As for that “unloved dissipation,” would I have wasted so many hours of my life in white nights, the artificial and exorbitant euphoria of alcohol, the wasting-away of a too-robust youth, if fortune had smiled upon me and if another person’s caprice and sad error had not kept me, after a cruelty of death, from the formation of a home? . . .

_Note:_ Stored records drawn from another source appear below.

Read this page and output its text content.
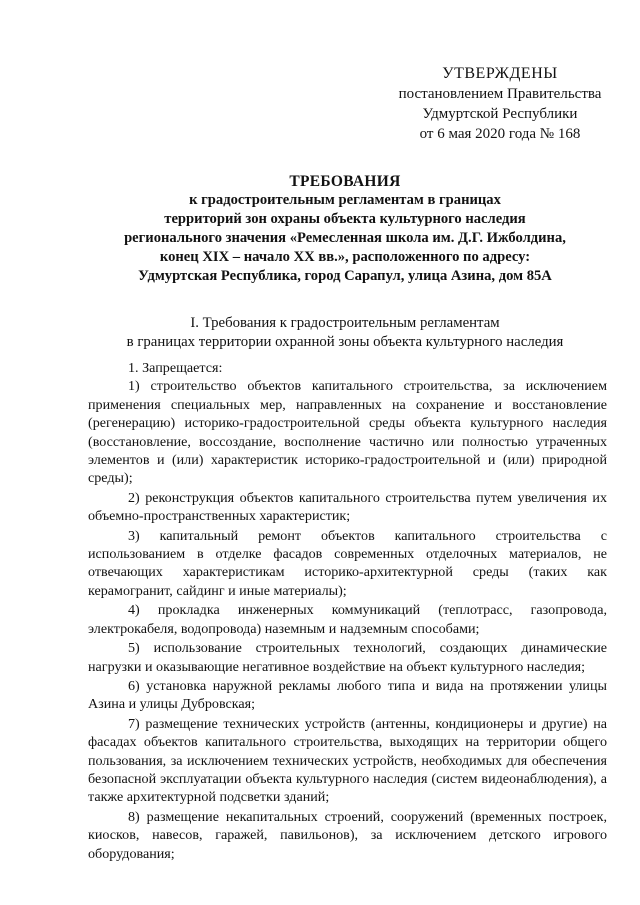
УТВЕРЖДЕНЫ
постановлением Правительства
Удмуртской Республики
от 6 мая 2020 года № 168
ТРЕБОВАНИЯ
к градостроительным регламентам в границах
территорий зон охраны объекта культурного наследия
регионального значения «Ремесленная школа им. Д.Г. Ижболдина,
конец XIX – начало XX вв.», расположенного по адресу:
Удмуртская Республика, город Сарапул, улица Азина, дом 85А
I. Требования к градостроительным регламентам
в границах территории охранной зоны объекта культурного наследия

1. Запрещается:

1) строительство объектов капитального строительства, за исключением применения специальных мер, направленных на сохранение и восстановление (регенерацию) историко-градостроительной среды объекта культурного наследия (восстановление, воссоздание, восполнение частично или полностью утраченных элементов и (или) характеристик историко-градостроительной и (или) природной среды);

2) реконструкция объектов капитального строительства путем увеличения их объемно-пространственных характеристик;

3) капитальный ремонт объектов капитального строительства с использованием в отделке фасадов современных отделочных материалов, не отвечающих характеристикам историко-архитектурной среды (таких как керамогранит, сайдинг и иные материалы);

4) прокладка инженерных коммуникаций (теплотрасс, газопровода, электрокабеля, водопровода) наземным и надземным способами;

5) использование строительных технологий, создающих динамические нагрузки и оказывающие негативное воздействие на объект культурного наследия;

6) установка наружной рекламы любого типа и вида на протяжении улицы Азина и улицы Дубровская;

7) размещение технических устройств (антенны, кондиционеры и другие) на фасадах объектов капитального строительства, выходящих на территории общего пользования, за исключением технических устройств, необходимых для обеспечения безопасной эксплуатации объекта культурного наследия (систем видеонаблюдения), а также архитектурной подсветки зданий;

8) размещение некапитальных строений, сооружений (временных построек, киосков, навесов, гаражей, павильонов), за исключением детского игрового оборудования;
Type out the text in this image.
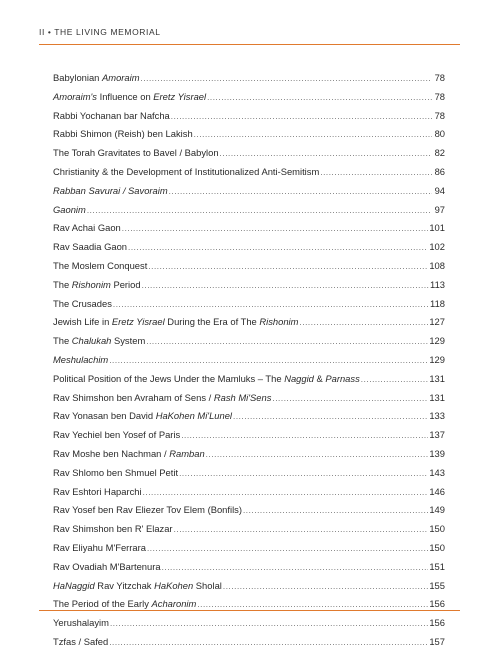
II • THE LIVING MEMORIAL
Babylonian Amoraim .....	78
Amoraim's Influence on Eretz Yisrael .....	78
Rabbi Yochanan bar Nafcha .....	78
Rabbi Shimon (Reish) ben Lakish .....	80
The Torah Gravitates to Bavel / Babylon .....	82
Christianity & the Development of Institutionalized Anti-Semitism .....	86
Rabban Savurai / Savoraim .....	94
Gaonim .....	97
Rav Achai Gaon .....	101
Rav Saadia Gaon .....	102
The Moslem Conquest .....	108
The Rishonim Period .....	113
The Crusades .....	118
Jewish Life in Eretz Yisrael During the Era of The Rishonim .....	127
The Chalukah System .....	129
Meshulachim .....	129
Political Position of the Jews Under the Mamluks – The Naggid & Parnass .....	131
Rav Shimshon ben Avraham of Sens / Rash Mi'Sens .....	131
Rav Yonasan ben David HaKohen Mi'Lunel .....	133
Rav Yechiel ben Yosef of Paris .....	137
Rav Moshe ben Nachman / Ramban .....	139
Rav Shlomo ben Shmuel Petit .....	143
Rav Eshtori Haparchi .....	146
Rav Yosef ben Rav Eliezer Tov Elem (Bonfils) .....	149
Rav Shimshon ben R' Elazar .....	150
Rav Eliyahu M'Ferrara .....	150
Rav Ovadiah M'Bartenura .....	151
HaNaggid Rav Yitzchak HaKohen Sholal .....	155
The Period of the Early Acharonim .....	156
Yerushalayim .....	156
Tzfas / Safed .....	157
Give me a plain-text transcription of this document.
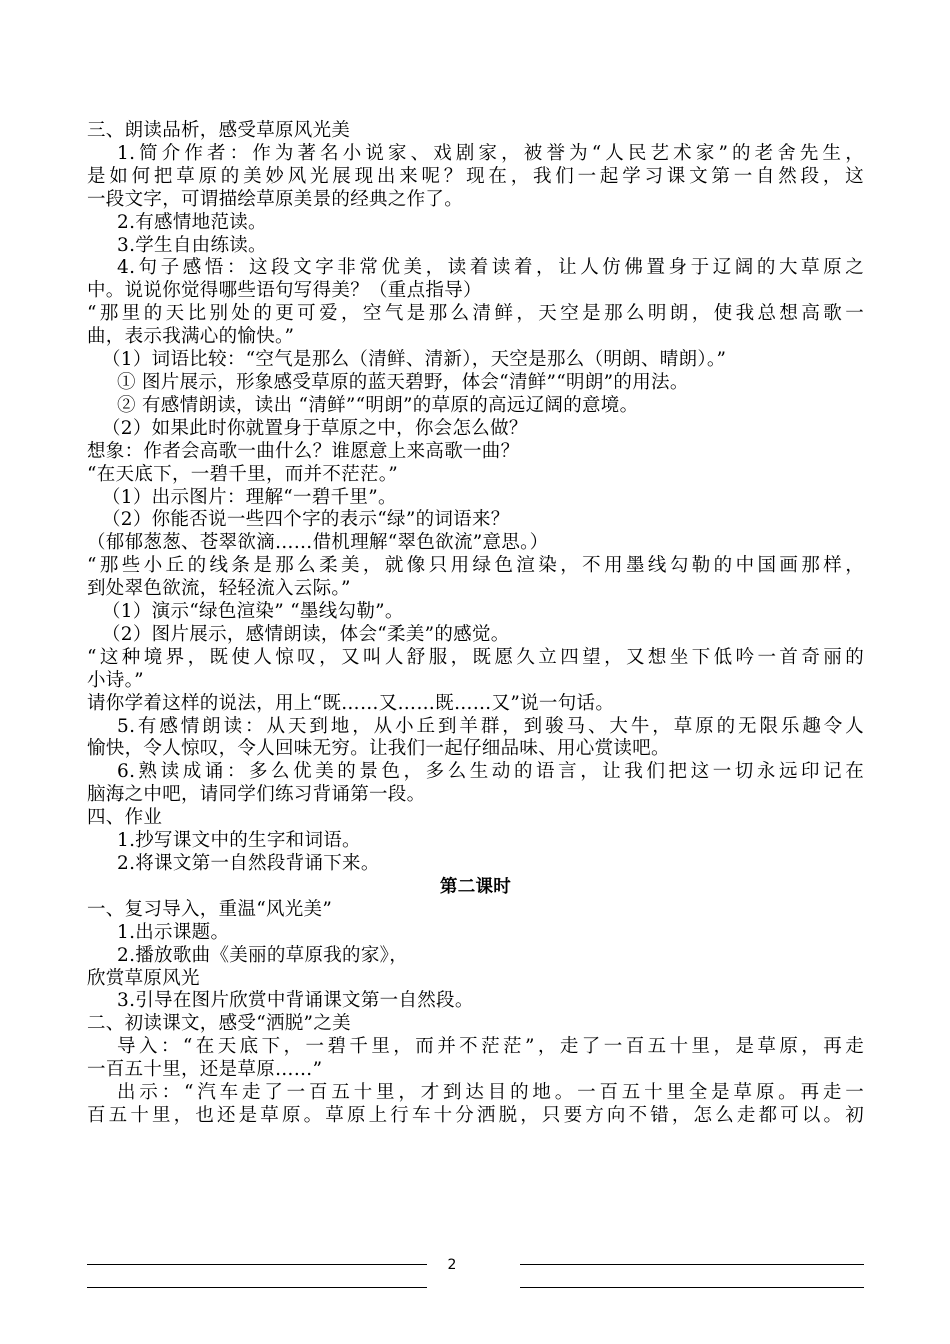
三、朗读品析，感受草原风光美
1.简介作者：作为著名小说家、戏剧家，被誉为“人民艺术家”的老舍先生，
是如何把草原的美妙风光展现出来呢？现在，我们一起学习课文第一自然段，这
一段文字，可谓描绘草原美景的经典之作了。
2.有感情地范读。
3.学生自由练读。
4.句子感悟：这段文字非常优美，读着读着，让人仿佛置身于辽阔的大草原之
中。说说你觉得哪些语句写得美？（重点指导）
“那里的天比别处的更可爱，空气是那么清鲜，天空是那么明朗，使我总想高歌一
曲，表示我满心的愉快。”
（1）词语比较：“空气是那么（清鲜、清新），天空是那么（明朗、晴朗）。”
① 图片展示，形象感受草原的蓝天碧野，体会“清鲜”“明朗”的用法。
② 有感情朗读，读出 “清鲜”“明朗”的草原的高远辽阔的意境。
（2）如果此时你就置身于草原之中，你会怎么做？
想象：作者会高歌一曲什么？谁愿意上来高歌一曲？
“在天底下，一碧千里，而并不茫茫。”
（1）出示图片：理解“一碧千里”。
（2）你能否说一些四个字的表示“绿”的词语来？
（郁郁葱葱、苍翠欲滴……借机理解“翠色欲流”意思。）
“那些小丘的线条是那么柔美，就像只用绿色渲染，不用墨线勾勒的中国画那样，
到处翠色欲流，轻轻流入云际。”
（1）演示“绿色渲染” “墨线勾勒”。
（2）图片展示，感情朗读，体会“柔美”的感觉。
“这种境界，既使人惊叹，又叫人舒服，既愿久立四望，又想坐下低吟一首奇丽的
小诗。”
请你学着这样的说法，用上“既……又……既……又”说一句话。
5.有感情朗读：从天到地，从小丘到羊群，到骏马、大牛，草原的无限乐趣令人
愉快，令人惊叹，令人回味无穷。让我们一起仔细品味、用心赏读吧。
6.熟读成诵：多么优美的景色，多么生动的语言，让我们把这一切永远印记在
脑海之中吧，请同学们练习背诵第一段。
四、作业
1.抄写课文中的生字和词语。
2.将课文第一自然段背诵下来。
第二课时
一、复习导入，重温“风光美”
1.出示课题。
2.播放歌曲《美丽的草原我的家》，
欣赏草原风光
3.引导在图片欣赏中背诵课文第一自然段。
二、初读课文，感受“洒脱”之美
导入：“在天底下，一碧千里，而并不茫茫”，走了一百五十里，是草原，再走
一百五十里，还是草原……”
出示：“汽车走了一百五十里，才到达目的地。一百五十里全是草原。再走一
百五十里，也还是草原。草原上行车十分洒脱，只要方向不错，怎么走都可以。初
2
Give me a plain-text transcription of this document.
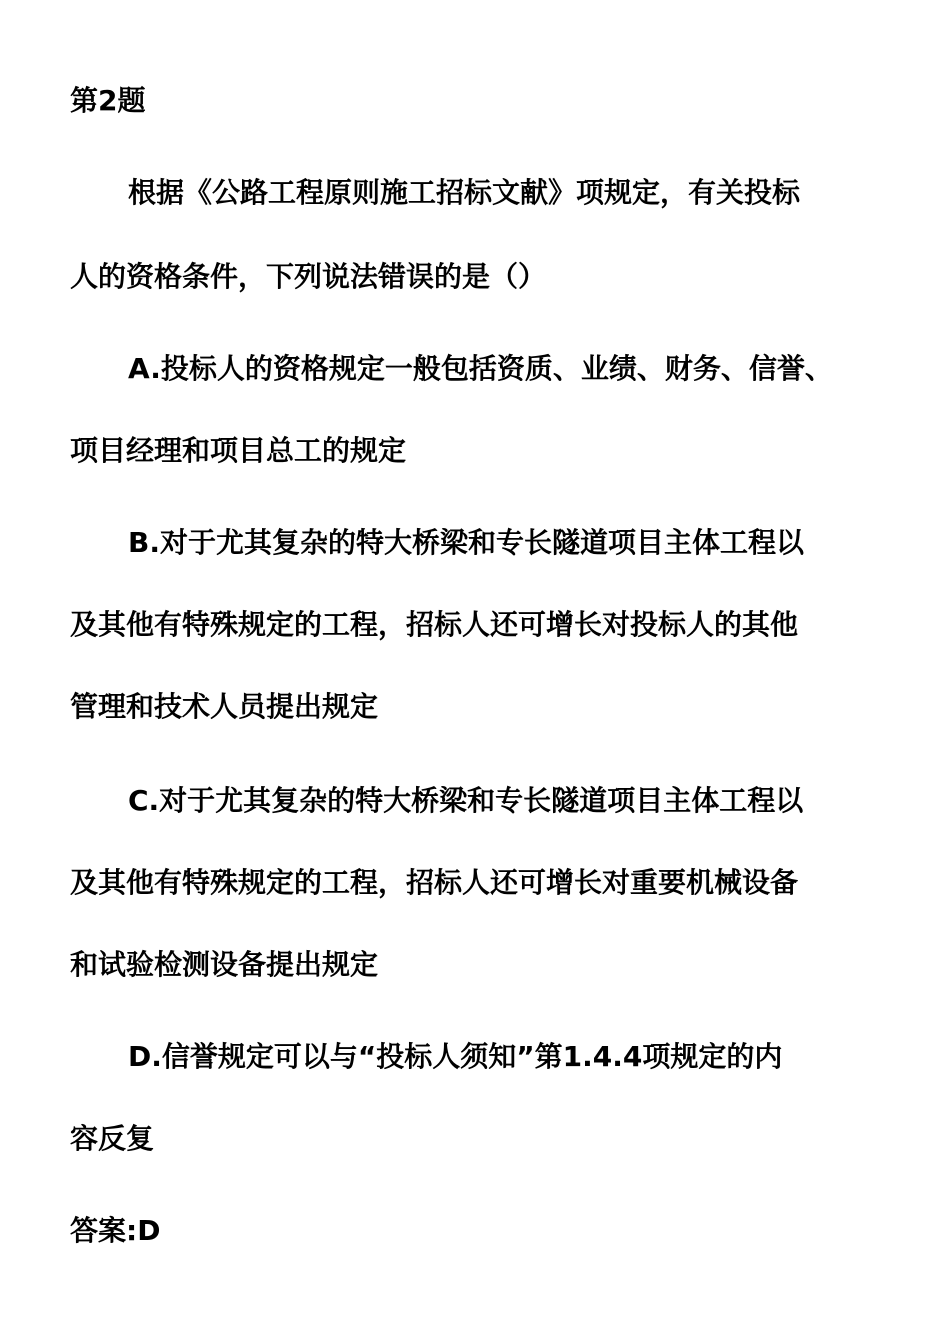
第2题
根据《公路工程原则施工招标文献》项规定，有关投标
人的资格条件，下列说法错误的是（）
A.投标人的资格规定一般包括资质、业绩、财务、信誉、
项目经理和项目总工的规定
B.对于尤其复杂的特大桥梁和专长隧道项目主体工程以
及其他有特殊规定的工程，招标人还可增长对投标人的其他
管理和技术人员提出规定
C.对于尤其复杂的特大桥梁和专长隧道项目主体工程以
及其他有特殊规定的工程，招标人还可增长对重要机械设备
和试验检测设备提出规定
D.信誉规定可以与“投标人须知”第1.4.4项规定的内
容反复
答案:D
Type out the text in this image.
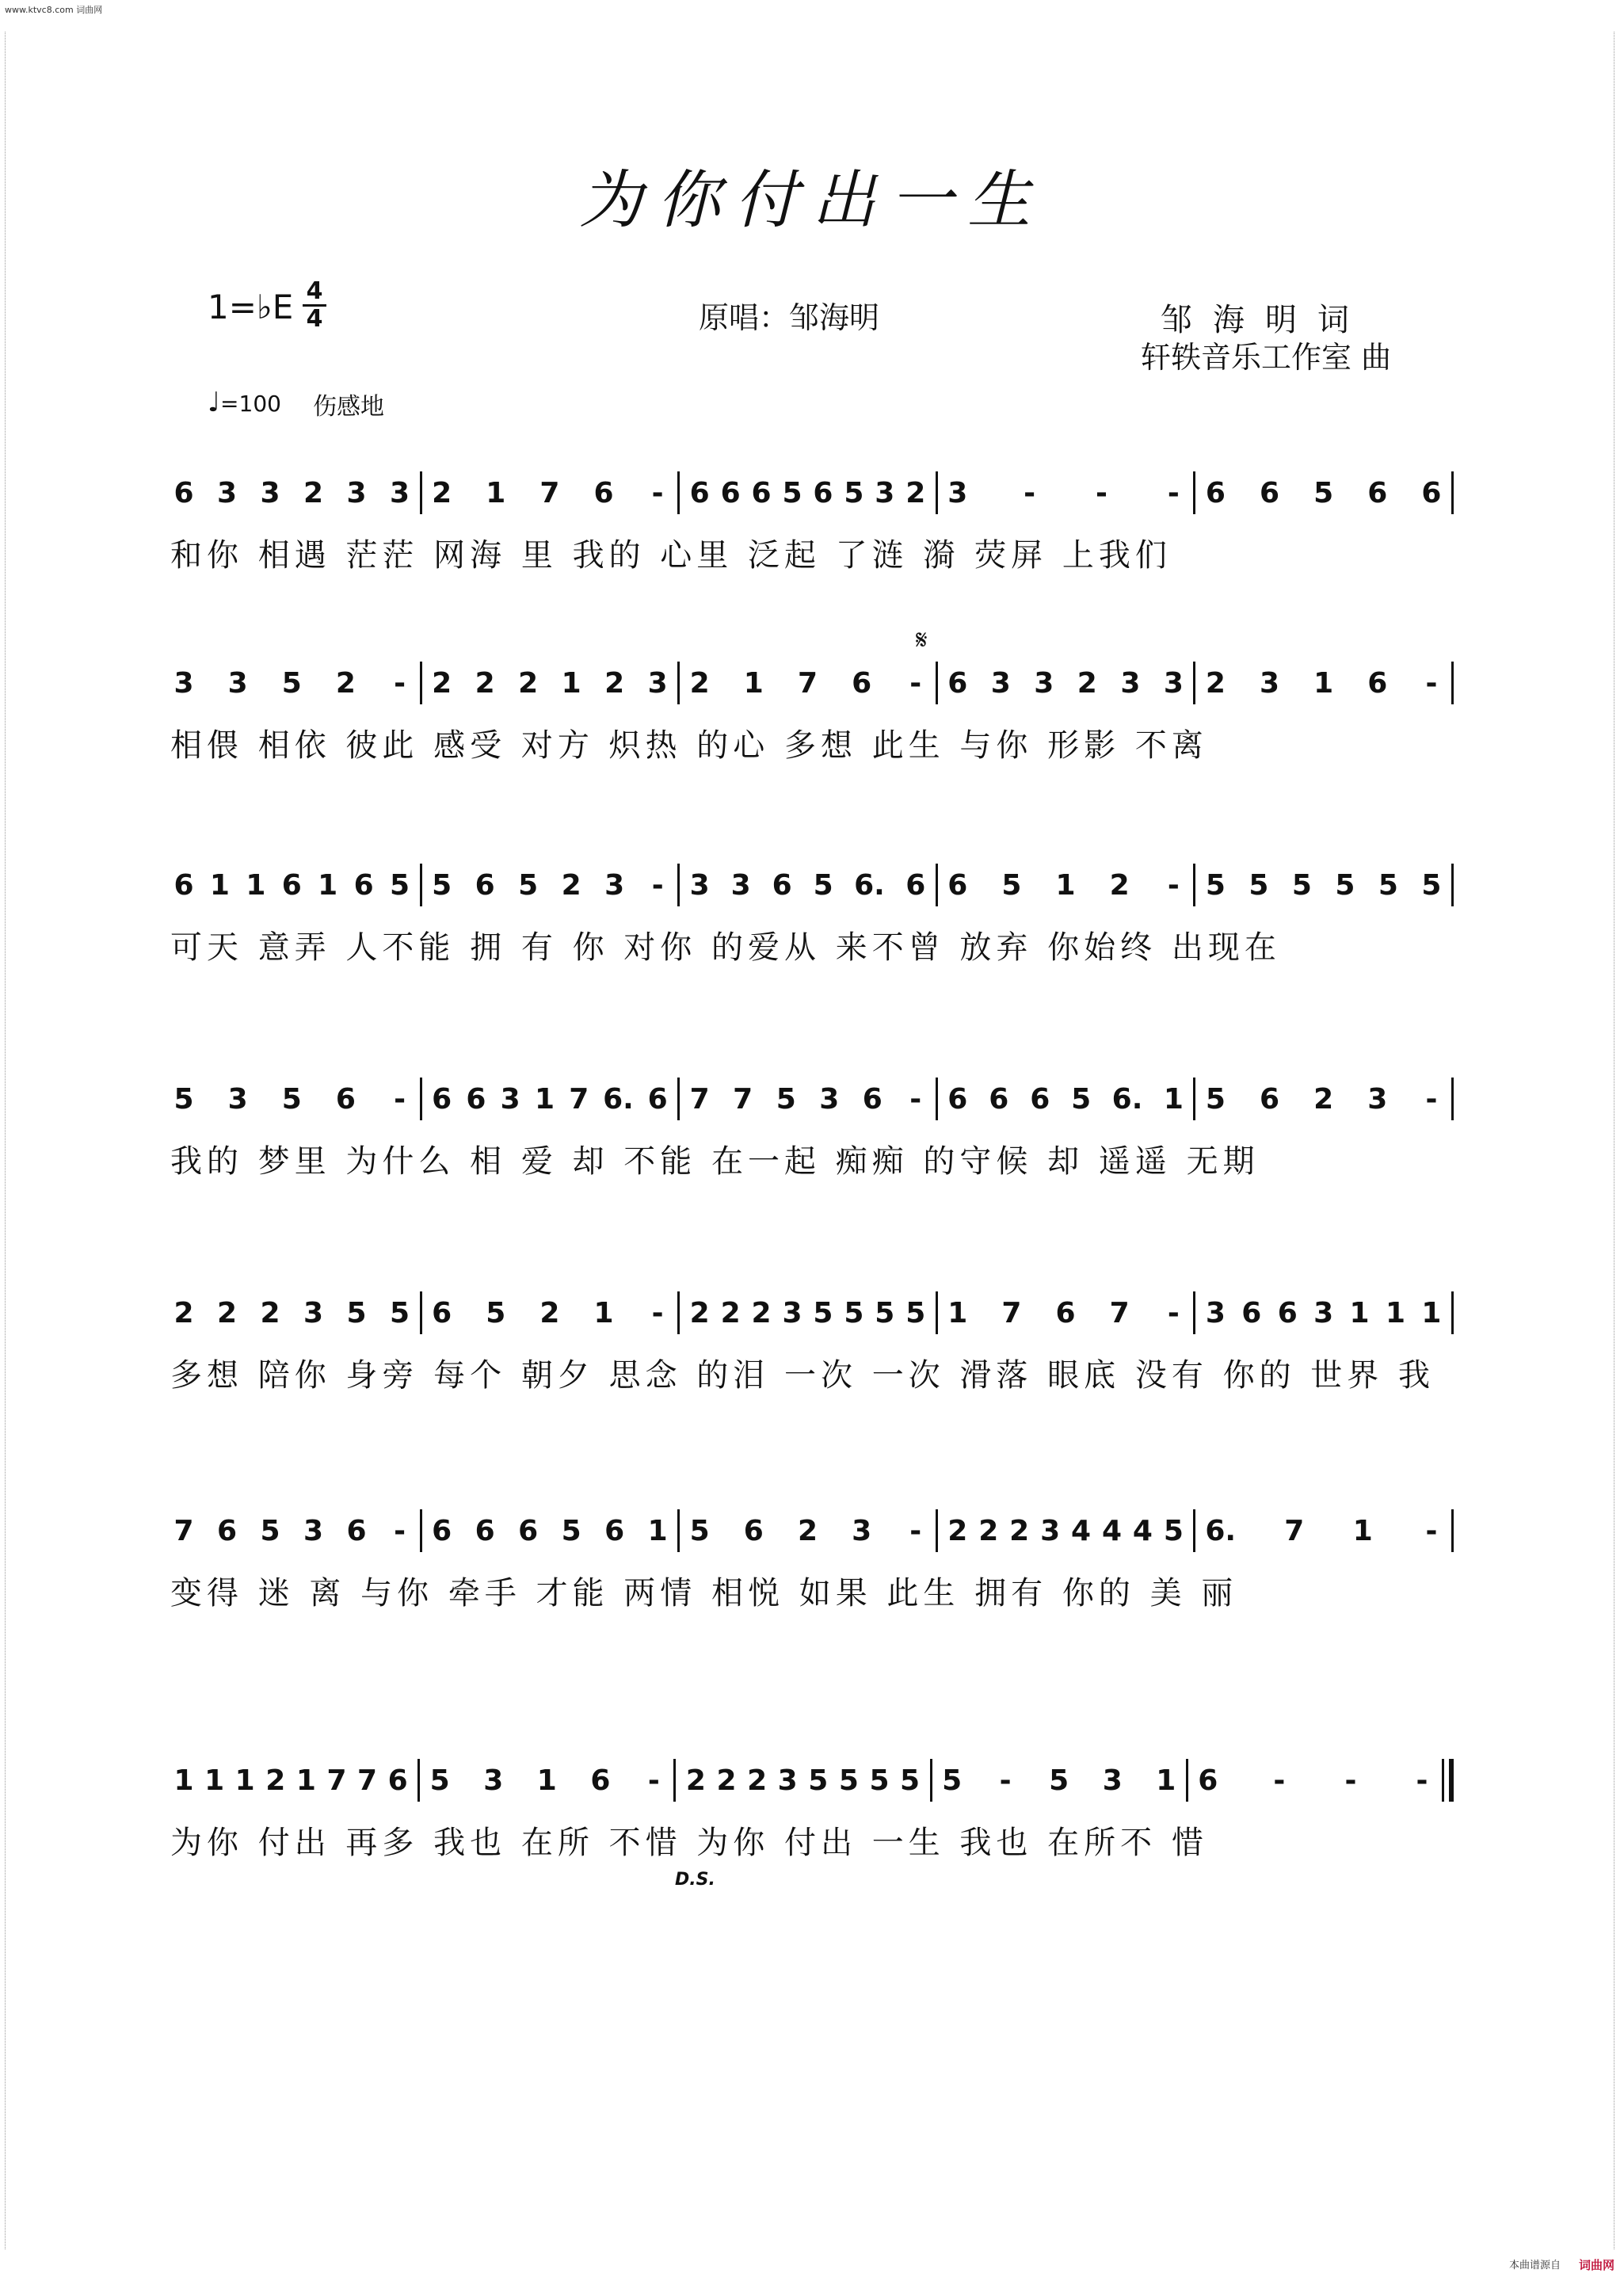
www.ktvc8.com 词曲网
为你付出一生
1=♭E 4
4	原唱：邹海明	邹海明词
轩轶音乐工作室 曲
♩=100 伤感地
6 3 3 2 3 3 2 1 7 6 - 6 6 6 5 6 5 3 2 3 - - - 6 6 5 6 6
和你 相遇 茫茫 网海 里 我的 心里 泛起 了涟 漪 荧屏 上我们
3 3 5 2 - 2 2 2 1 2 3 2 1 7 6 - 6 3 3 2 3 3 2 3 1 6 -
相偎 相依 彼此 感受 对方 炽热 的心 多想 此生 与你 形影 不离
6 1 1 6 1 6 5 5 6 5 2 3 - 3 3 6 5 6. 6 6 5 1 2 - 5 5 5 5 5 5
可天 意弄 人不能 拥 有 你 对你 的爱从 来不曾 放弃 你始终 出现在
5 3 5 6 - 6 6 3 1 7 6. 6 7 7 5 3 6 - 6 6 6 5 6. 1 5 6 2 3 -
我的 梦里 为什么 相 爱 却 不能 在一起 痴痴 的守候 却 遥遥 无期
2 2 2 3 5 5 6 5 2 1 - 2 2 2 3 5 5 5 5 1 7 6 7 - 3 6 6 3 1 1 1
多想 陪你 身旁 每个 朝夕 思念 的泪 一次 一次 滑落 眼底 没有 你的 世界 我
7 6 5 3 6 - 6 6 6 5 6 1 5 6 2 3 - 2 2 2 3 4 4 4 5 6. 7 1 -
变得 迷 离 与你 牵手 才能 两情 相悦 如果 此生 拥有 你的 美 丽
1 1 1 2 1 7 7 6 5 3 1 6 - 2 2 2 3 5 5 5 5 5 - 5 3 1 6 - - -
为你 付出 再多 我也 在所 不惜 为你 付出 一生 我也 在所不 惜
𝄋
D.S.
本曲谱源自 词曲网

And let us give thanks to the Supreme Reason that I am able to exclaim, with the line that opens this book, “If I did not fall, it was because God is good!” In the
“Canción de otoño en
primavera”
(“Song of Autumn in Spring”) I bid farewell to the years of youth in a melancholy sonata which, if one must offer comparisons, has a melody like a sentimental echo of Musset. It is, of all my poems, the one that has conquered the greatest number of soft and fraternal hearts.
“Trébol”
(“Three-Leaf Clover”) is an homage to Spanish glories; in “Charitas,” a theological aspiration sends up incense to the most sublime of virtues. In the following lines,
“¡Oh,
terremoto mental!”
(“Oh Mental Earthquake!”), the menace of maleficent powers passes, and farther on there is talk of the danger of the eternal enemy, the lovely Varona who offers us the apple. . . . “Filosofia” addresses the truth of the natural world and divine reason against ugly, harmful appearances; in “Leda” I sing once more the glories of the Swan;
“Divina Psiquis”
(“Divine Psyche”) tends, in its lyrical whirlwind, toward the ultimate consolation, the consolation of Christianity. The
“Soneto de trece versos”
(“Sonnet of Thirteen Lines”), whose misunderstood meaning has rendered more than one critic of not particularly malicious intent a babbling fool, is a game,
à la
Mallarmé, of suggestion and fantasy. The lines that follow it elevate moral miseries to ideality, and lighten their burden. Then comes a paternal recollection, a hymn to the mysterious enchantment of the female, a song of praise to the Great One-Handed, a madrigal of occasion, a song to the always attractive (to me) Thalassa, a philosophical meditation, followed by others: a biblical silhouette, allegories and symbols.